Find Us On Social Media :

Selama Berkuasa Di Indonesia, Belanda Pernah Berikan 471 Konsesi Dan Izin Tambang Kepada Swasta

By Moh. Habib Asyhad, Rabu, 5 Juni 2024 | 15:17 WIB

Sejatinya, bagaimana sih sejarah regulasi pertambangan di Indonesia, khususnya pada zaman pemerintah kolonial Hindia Belanda?

Sejatinya, bagaimana sejarah regulasi pertambangan di Indonesia, khususnya pada zaman pemerintah kolonial Hindia Belanda?

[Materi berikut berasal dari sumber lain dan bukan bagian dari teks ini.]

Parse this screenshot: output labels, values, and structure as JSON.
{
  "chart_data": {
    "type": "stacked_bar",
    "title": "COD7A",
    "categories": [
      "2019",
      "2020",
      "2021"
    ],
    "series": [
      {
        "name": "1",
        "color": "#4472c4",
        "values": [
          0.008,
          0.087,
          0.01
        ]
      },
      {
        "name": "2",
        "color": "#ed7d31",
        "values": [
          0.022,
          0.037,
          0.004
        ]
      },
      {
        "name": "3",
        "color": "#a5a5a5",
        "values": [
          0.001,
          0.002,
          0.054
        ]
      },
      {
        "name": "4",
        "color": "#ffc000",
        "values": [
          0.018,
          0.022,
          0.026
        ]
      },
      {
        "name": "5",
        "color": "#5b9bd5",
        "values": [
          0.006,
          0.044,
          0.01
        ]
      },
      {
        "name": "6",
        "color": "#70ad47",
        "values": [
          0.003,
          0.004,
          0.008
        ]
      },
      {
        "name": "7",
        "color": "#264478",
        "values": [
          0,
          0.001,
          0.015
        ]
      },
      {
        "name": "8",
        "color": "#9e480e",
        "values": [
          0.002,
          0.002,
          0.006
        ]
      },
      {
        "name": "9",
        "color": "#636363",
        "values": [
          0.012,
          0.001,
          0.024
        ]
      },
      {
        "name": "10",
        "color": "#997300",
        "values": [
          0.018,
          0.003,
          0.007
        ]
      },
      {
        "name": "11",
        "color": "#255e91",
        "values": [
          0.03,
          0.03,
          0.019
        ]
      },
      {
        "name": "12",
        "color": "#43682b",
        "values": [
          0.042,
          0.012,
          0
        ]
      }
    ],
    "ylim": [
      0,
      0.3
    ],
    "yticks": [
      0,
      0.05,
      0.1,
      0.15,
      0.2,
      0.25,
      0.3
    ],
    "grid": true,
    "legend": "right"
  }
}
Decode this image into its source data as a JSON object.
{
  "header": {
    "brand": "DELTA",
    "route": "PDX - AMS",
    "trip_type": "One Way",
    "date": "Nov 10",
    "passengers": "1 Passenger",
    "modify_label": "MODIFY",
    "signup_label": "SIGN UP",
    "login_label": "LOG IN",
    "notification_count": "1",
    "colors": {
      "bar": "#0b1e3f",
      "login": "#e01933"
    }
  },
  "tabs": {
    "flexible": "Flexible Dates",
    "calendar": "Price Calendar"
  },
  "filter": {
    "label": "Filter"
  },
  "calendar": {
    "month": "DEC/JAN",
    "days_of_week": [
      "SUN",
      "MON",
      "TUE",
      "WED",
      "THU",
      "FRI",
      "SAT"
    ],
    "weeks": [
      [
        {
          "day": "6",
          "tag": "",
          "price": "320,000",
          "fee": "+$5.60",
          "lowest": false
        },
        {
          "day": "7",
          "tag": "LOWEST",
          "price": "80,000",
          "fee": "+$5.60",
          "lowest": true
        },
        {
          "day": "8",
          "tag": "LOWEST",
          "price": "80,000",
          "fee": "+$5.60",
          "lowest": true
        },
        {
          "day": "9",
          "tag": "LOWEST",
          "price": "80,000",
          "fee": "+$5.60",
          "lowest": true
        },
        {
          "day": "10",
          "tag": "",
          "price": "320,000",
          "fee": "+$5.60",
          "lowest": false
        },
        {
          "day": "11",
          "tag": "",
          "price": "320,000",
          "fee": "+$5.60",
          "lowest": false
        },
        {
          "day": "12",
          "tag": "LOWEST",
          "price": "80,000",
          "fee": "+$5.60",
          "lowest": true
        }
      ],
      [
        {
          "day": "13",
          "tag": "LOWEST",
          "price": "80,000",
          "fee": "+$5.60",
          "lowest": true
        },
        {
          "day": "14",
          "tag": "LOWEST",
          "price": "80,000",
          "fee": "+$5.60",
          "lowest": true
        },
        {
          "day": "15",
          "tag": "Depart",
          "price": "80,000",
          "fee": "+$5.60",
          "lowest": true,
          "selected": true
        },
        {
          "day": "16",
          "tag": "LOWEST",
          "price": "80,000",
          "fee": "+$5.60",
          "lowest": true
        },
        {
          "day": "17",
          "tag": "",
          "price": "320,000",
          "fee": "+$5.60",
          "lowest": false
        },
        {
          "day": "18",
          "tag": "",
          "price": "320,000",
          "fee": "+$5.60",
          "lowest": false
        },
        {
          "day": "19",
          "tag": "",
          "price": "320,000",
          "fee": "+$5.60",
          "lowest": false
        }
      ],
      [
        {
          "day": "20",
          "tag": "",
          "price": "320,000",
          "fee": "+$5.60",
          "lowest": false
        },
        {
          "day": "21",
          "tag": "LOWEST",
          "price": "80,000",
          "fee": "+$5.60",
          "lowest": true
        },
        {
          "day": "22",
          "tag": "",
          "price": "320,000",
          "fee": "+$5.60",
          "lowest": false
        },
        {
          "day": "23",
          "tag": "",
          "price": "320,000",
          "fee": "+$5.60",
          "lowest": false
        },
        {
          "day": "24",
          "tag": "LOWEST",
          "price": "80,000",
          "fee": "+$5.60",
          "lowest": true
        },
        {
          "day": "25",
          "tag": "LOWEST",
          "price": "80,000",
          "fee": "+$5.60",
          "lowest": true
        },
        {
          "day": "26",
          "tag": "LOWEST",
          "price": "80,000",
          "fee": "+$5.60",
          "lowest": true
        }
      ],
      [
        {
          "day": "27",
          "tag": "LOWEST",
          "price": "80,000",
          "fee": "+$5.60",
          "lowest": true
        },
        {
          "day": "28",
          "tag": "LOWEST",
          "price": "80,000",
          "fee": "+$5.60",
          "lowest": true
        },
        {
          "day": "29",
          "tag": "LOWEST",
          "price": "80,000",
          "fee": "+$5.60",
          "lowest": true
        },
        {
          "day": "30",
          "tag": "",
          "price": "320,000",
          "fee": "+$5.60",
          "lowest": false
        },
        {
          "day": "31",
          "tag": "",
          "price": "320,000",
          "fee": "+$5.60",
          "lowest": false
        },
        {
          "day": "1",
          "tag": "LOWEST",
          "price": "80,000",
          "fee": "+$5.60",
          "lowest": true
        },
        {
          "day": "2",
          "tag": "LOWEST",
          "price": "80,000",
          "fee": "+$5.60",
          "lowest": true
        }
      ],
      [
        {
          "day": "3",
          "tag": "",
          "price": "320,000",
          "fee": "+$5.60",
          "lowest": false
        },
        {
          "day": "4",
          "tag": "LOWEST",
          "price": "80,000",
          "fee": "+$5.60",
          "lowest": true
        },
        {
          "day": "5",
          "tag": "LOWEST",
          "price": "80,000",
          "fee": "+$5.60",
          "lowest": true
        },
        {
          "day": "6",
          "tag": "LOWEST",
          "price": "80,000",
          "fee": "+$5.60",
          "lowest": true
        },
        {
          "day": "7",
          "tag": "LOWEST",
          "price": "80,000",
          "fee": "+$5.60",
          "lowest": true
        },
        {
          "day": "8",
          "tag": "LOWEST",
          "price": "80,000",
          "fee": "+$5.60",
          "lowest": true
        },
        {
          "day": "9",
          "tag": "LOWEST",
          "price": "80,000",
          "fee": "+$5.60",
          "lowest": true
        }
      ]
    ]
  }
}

Intisari-Online.com - Pertambangan di Indonesia bak pisau bermata dua. Bagaimana tidak, di satu sisi ini adalah berkah bagi negara kita. Di sisi lain, ini bisa menjadi bencana, bisa menjadi ajang bancaan elite-elite korup yang tak bertanggung jawab.

Terkait pertambangan di Indonesia, pemerintah baru saja memberi konsesi pertambangan kepada ormas-ormas agama. Menteri Investasi/Badan Koordinasi Penanaman Modal Bahlil Lahadalia bahkan sudah menyiapkan Izin Usaha Pertambangan (IUP) untuk salah satu ormas keagamaan.

Sejatinya, bagaimana sih sejarah regulasi pertambangan di Indonesia, khususnya pada zaman pemerintah kolonial Hindia Belanda?

Menurut Kompas.ID dalam artikelnya berjudul "Jejak Sejarah dan Perkembangan Regulasi Pertambangan di Indonesia", tambang dan izin pertambangan sudah dikenal sejak zaman Majapahit. Ketika itu, penguasa Majapahit, Raja Hayam Wuruk memerintahkan Adityawarman, raja Kerajaan Melayu, untuk menguasai Sungai Batanghari di Jambi.

Saat itu, Kerajaan Melayu adalah vasal atau negara bawahan Majapahit.

Tujuan menguasai Sungai Batanghari, tak lain dan tak bukan, adalah untuk menguasai pertambangan emas. Sejak dulu, Sumatera memang terkenal dengan kekayaan emasnya. Bahkan ketika rempah-rempah yang ada di Indonesia bagian timur meredup, emas Sumatera tetap berjaya.

Dan Sumatera tak hanya punya emas. Pulau yang dilintasi Bukit Barisan itu juga kaya akan minyak bumi, gas bumi, batu bara, juga timah. Di zaman dahulu, emas digunakan sebagai alat tukar juga sebagai bahan baku pembuatan senjata, seperti keris, arca, patung-patung, dan benda pusaka lainnya.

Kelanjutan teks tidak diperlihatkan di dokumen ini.